Seit vor über hundert Jahren eine flügellahme Eule angstvoll ihre Fänge tief in den Arm des zehnjährigen Ignaz von Pézely krallte, hat die Medizin ein dankbares Streitobjekt. Der Ungarnknabe Ignaz mußte dem Tier damals, um sich zu befreien, den rechten Fuß brechen. Während er in die Vogelaugen starrte, beobachtete er eine seltsame Veränderung: Im rechten Auge der Eule wurde ein dunkler Strich sichtbar.
Das, so geht die Legende, war die Geburtsstunde der modernen Augendiagnostik. Als Ignaz von Pézely herangewachsen war und sich als Dr. med. niedergelassen hatte, betastete er nämlich nicht nur die Körper seiner Patienten, sondern schaute ihnen auch tief in die Augen. Erstaunliche Diagnosen kamen dabei zustande.
Immer das Eulen-Erlebnis vor Augen, bemerkte Dr. von Pézely in Tausenden von Fällen, daß bestimmte Felder der Iris in ihrer Beschaffenheit, Faserung und Färbung mit bestimmten Organen und Krankheiten korrespondierten. Aus den Veränderungen der Iris, kombinierte er, müsse man auf entstehende Krankheiten und auf ihren Heilungsverlauf schließen können. Als er 1881 seine "Anleitung zum Studium der Diagnose aus dem Auge" veröffentlichte, glaubte er, eine neue Wissenschaft entdeckt zu haben.
Doch die Schulmediziner meuterten. Pézely wurde angegriffen, beschimpft und veralbert. Verbittert erklärte er als alter Mann einem Freund: "Mich hat 20 Jahre die Sonne nicht beschienen."

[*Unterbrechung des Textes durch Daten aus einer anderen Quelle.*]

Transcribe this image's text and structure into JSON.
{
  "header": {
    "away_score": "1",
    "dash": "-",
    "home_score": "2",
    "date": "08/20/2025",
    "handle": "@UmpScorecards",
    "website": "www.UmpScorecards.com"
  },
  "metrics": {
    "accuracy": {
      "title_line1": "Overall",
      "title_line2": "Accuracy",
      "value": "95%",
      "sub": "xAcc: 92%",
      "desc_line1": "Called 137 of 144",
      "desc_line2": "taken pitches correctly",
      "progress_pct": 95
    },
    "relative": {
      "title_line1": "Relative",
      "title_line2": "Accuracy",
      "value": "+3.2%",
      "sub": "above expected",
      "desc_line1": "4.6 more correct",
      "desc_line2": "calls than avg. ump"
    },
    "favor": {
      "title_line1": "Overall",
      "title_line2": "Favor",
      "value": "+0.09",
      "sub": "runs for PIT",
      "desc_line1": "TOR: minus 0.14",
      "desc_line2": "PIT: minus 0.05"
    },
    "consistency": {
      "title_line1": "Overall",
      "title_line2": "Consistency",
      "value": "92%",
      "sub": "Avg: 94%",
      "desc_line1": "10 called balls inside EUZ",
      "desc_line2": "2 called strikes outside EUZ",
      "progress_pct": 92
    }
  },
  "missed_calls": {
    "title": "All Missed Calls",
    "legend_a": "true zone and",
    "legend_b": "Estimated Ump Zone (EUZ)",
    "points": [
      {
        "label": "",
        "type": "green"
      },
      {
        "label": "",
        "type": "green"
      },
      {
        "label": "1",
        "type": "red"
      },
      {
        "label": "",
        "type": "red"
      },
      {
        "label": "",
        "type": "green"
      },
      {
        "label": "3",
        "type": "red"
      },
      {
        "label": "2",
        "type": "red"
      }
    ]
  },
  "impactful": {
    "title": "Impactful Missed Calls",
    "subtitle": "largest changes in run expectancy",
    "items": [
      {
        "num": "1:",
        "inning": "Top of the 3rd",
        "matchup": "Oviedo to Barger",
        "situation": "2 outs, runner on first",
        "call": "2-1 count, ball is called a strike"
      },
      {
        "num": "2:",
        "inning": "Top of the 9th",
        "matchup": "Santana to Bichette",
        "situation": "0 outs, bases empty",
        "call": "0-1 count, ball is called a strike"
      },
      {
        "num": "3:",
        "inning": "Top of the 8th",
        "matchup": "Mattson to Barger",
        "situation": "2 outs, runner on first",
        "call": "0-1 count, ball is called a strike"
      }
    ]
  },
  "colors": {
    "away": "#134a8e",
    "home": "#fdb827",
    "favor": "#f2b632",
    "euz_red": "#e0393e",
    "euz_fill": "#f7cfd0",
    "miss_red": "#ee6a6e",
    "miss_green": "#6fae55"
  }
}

Der Bannstrahl der Schulmedizin, einmal auf die Augendiagnose gelenkt, blieb bis heute wirksam. Nur die von der offiziellen Wissenschaft nicht anerkannten Außenseiter und Naturheilkundigen beschäftigten sich mit ihr. Sie schworen auf die Methode mit dem gleichen Fanatismus, mit dem die Schulmediziner sie verbannten. Aber es wäre nicht das erste Mal, daß eine von der Schulmedizin anfangs bekämpfte, verlachte, boykottierte Methode nicht eines Tages doch fester Bestandteil der medizinischen Wissenschaft geworden wäre. Und bei der Augendiagnose scheint es jetzt so weit zu sein.
Im Rathaus von Ulm trafen sich am 14. und 15. November die Mitglieder der "Arbeitsgemeinschaft für Erfahrungsheilkunde". Professoren und Ärzte, die gegen eine allzu starre Dogmatik der Schulmedizin rebellieren, haben sich darin zusammengeschlossen.
So war auf dieser Tagung etwas möglich, was auf keinem anderen medizinischen Kongreß angängig ist: ein Naturheilkundiger referierte vor Ärzten.
Augendiagnostiker Josef Deck aus Mörsch bei Karlsruhe sprach über das von ihm zusammen mit dem Oberarzt Dr. Franz Vida verfaßte Werk "Klinische Prüfung der Organ- und Krankheitszeichen in der Iris"*), das am gleichen Tag im Haug Verlag in Ulm herauskam.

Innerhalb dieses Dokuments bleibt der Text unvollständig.